The Bryq Team
HR Experts
If you haven’t updated your recruitment process for a while, it’s high time that you considered it. Recruitment is changing all the time due to new technologies, strategies, and techniques. Stay up to date on the latest recruitment trends and pick and choose the ones you think would work for your company to implement. Here are our 10 tips for to improve your hiring success rate:
Create an Employer Brand
Many companies recruit time and time again without ever creating a strategy for employer branding. Employer branding is the general public perception of what you are like to work for as an employer. If you’re not sure where to start, a good first step is to develop an employee value proposition; what you can offer your staff. What sets you apart from all the other places your employees could work at? Maybe you provide excellent health insurance, plenty of holiday leave, or other benefits.
Use an Applicant Tracking System
If you want to make your recruitment process more efficient, you might consider looking into an applicant tracking system (ATS). These systems can improve your hiring process by simplifying it, saving you time, and helping you make better hires. With all of your applicant data in one place, you can effortlessly search and keep track of where applicants are in the process.

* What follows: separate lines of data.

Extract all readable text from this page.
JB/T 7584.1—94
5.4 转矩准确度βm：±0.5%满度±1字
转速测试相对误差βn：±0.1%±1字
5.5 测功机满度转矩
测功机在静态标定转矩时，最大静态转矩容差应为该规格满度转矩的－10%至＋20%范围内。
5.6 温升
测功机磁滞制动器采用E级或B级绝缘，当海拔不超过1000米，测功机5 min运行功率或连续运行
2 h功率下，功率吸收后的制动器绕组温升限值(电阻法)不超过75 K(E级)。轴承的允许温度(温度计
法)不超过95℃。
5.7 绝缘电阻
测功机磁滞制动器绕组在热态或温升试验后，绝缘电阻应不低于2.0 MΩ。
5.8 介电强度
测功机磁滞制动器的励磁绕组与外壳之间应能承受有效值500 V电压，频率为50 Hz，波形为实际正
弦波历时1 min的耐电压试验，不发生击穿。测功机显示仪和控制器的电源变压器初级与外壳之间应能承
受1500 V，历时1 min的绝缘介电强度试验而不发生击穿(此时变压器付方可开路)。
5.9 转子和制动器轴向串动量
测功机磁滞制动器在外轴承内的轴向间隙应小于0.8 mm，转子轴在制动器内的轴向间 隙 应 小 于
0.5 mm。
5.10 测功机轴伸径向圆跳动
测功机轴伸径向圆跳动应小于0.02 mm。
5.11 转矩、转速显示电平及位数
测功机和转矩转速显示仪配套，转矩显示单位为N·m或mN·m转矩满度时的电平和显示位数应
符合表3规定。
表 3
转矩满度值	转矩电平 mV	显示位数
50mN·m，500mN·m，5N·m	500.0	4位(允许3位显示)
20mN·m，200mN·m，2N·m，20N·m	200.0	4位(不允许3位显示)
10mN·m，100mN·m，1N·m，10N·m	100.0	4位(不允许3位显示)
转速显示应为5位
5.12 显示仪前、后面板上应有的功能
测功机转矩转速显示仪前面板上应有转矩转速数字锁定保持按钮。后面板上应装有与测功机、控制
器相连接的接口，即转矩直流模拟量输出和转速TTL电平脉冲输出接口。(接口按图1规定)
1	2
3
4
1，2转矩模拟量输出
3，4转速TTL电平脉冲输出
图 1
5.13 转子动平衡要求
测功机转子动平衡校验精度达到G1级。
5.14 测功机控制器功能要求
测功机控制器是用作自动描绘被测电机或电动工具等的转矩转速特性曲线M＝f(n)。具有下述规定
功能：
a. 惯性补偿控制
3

See Yourself as A Marketer
Many recruiters and hiring managers don’t think a lot about marketing, day-to-day. However, recruitment is essentially a marketing process – of the job, of you as an employer. When writing your job ads, keep this in mind. Writing copy in the job ad that will engage and appeal to your audience can help attract more people to apply. And don’t forget to end with a call to action.
Create a Talent Pipeline
If you want a faster hiring process, source candidates before you need them. This may seem counterintuitive but having a talent pipeline that you can refer to whenever you have a role open up will change the way you recruit. Imagine already having talented and qualified candidates in mind each time you start a recruitment process.
You can connect with potential candidates through social media platforms such as LinkedIn or online job forums. Seek out the people who fit the candidate persona for a number of roles or have the general skills your organization looks for.
Consider Your Requirements
In the job description, many hiring managers and HR teams use it as a place to write their ‘wish list’ of desired candidate traits. However, if you stick to only describing the essential characteristics or experience, you’re likely to get more quality applicants. The more specific you can be, the more high quality applicants you could have. That’s because women especially can be put off applying for a role unless they meet every single criteria. So, by sticking to only the required items, you won’t put people off with a long list.
Keep in Touch
Most of us have been through a recruitment process where we had no idea what was happening or where we stood. It’s frustrating and can put people off working for you; it comes across as unprofessional. Why not provide each candidate a timeline of what to expect during the process? You could even put this at the bottom of the job ad – just the basics such as the week you wish to interview, and when you hope to make a decision.
Build an Employee Referral Program
If you have a team of talented and dedicated staff, those people likely know others who are just as great in the workplace. So, why not ask them to tell you who they think would be an excellent fit in your company? No one knows more about what it takes to work for you than your employees do. One study found that employee referrals are preferred by 82% of employers over other sources of talent.
Build a Streamlined Offboarding Process
Offboarding is indeed part of the recruitment process. The way that someone leaves your company matters, and these people can be an excellent source of data. Just as you might build an employee referral program for your current staff to recommend your organization, past staff may be inclined to endorse you as an employer as well.
Hire Collaboratively
The recruitment process is often not collaborative. It may be run solely by the HR team or a hiring manager might do it with as little input from HR as possible. It doesn’t have to be done that that way! The hiring manager is not the only person this decision affects; their whole team will have to work with this new person. So, why not involve them? A hiring manager can even get future colleagues of the potential candidates to run the first round of interviews. Then, only those who have been vetted by the team move forward to interview with the hiring manager. This not only saves you plenty of time in interviewing subpar candidates but brings your team into the decision-making process. The more involved they are, the more likely they are to be happy with your choice.
Develop Better Interview Questions
If you’ve been using the same interview questions for years, it’s time to take a look at them through fresh eyes. To find incredible candidates, you need some relevant questions that dig deeper into what you want to know. Don’t use stock-standard questions for every single interview process – they should change according to the role in question. Use a mix of behavioral and situational interview questions to gain a full understanding of how the applicant has behaved in the past and how they would behave in the future. It’s always a good idea after a behavioral question to ask if they would act the same way should the situation arise again, and why or why not.
Incorporate these 10 tips into your recruitment process to give it a refresh. You just might discover some effective new ways of sourcing candidates, improving your employer brand, and hiring more productive staff members.